Paying off debt also tends to reduce your risk. Lowering your outstanding debt puts you in a better position to withstand events such as sickness, redundancy etc.. It will also mean that you have greater future borrowing power, should the need arise.



When it comes to debt and mortgage repayments, the best practices include:

  • Frequency of payment. Make your mortgage payments with the same frequency as you receive your pay - ideally, the day after your pay day.
  • High debt first. Pay off your higher interest rate debt first, e.g. credit cards, before your lower debt, e.g. mortgage. In fact, you should look to consolidate your higher interest debt into your mortgage.
  • Avoid debt. While paying off debt is normally the best option, avoiding debt in the first place, particularly hire purchase and credit cards, is an even better option.
  • Long term. Your long term objective is to reach retirement with no debt.
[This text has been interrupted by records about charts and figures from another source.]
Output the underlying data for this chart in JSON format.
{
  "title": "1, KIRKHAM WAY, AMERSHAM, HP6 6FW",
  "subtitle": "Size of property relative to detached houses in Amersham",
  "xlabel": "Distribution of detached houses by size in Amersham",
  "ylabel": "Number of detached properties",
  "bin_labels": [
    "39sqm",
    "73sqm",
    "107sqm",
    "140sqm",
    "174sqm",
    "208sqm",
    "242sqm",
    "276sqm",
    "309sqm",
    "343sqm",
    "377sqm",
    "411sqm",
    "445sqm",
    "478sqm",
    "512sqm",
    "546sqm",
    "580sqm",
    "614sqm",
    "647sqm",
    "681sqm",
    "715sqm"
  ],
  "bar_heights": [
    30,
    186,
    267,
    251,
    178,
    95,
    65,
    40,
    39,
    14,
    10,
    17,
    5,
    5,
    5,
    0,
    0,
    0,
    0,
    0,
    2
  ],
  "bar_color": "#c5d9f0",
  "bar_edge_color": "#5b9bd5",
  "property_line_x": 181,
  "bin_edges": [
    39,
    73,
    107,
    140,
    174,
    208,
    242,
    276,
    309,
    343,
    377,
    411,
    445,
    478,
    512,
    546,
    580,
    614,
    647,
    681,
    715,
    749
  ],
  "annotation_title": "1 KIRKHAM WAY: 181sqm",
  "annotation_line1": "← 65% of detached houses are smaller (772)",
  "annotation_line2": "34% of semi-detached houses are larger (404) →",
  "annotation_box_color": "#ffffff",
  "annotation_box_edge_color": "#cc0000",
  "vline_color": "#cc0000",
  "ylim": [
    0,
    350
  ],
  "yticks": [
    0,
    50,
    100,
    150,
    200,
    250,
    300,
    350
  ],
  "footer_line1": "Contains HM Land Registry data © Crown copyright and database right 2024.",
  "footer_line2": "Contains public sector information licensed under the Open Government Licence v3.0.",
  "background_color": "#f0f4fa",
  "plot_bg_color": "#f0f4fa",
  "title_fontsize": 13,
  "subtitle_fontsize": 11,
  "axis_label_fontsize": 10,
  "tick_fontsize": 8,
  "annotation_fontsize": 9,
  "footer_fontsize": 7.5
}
The rules of KiwiSaver are complex and depend on whether you are an employee or not an employee. In both cases you get “free” money from the government that increases the effective return on your savings.

If you are an employee then joining KiwiSaver:

  • you pay 3% of your pay, for at least 12 months.
  • the government pays a kick-start of $1,000 plus subsidises your savings $1 per $2 up to $521.43 a year.
  • your employer pays a minimum of 3% unless they are saving to an “existing” scheme.  

The combination of the government and employer money, makes KiwiSaver a better return then paying off your mortgage.

If you are not an employee, the employer subsidy does not apply, but you still get the government money and this normally makes it better than paying off debt. If you are not an employee and are 18 or over, the optimal contribution is $1,042.86 a year i.e. $87 a month but you can choose to pay nothing.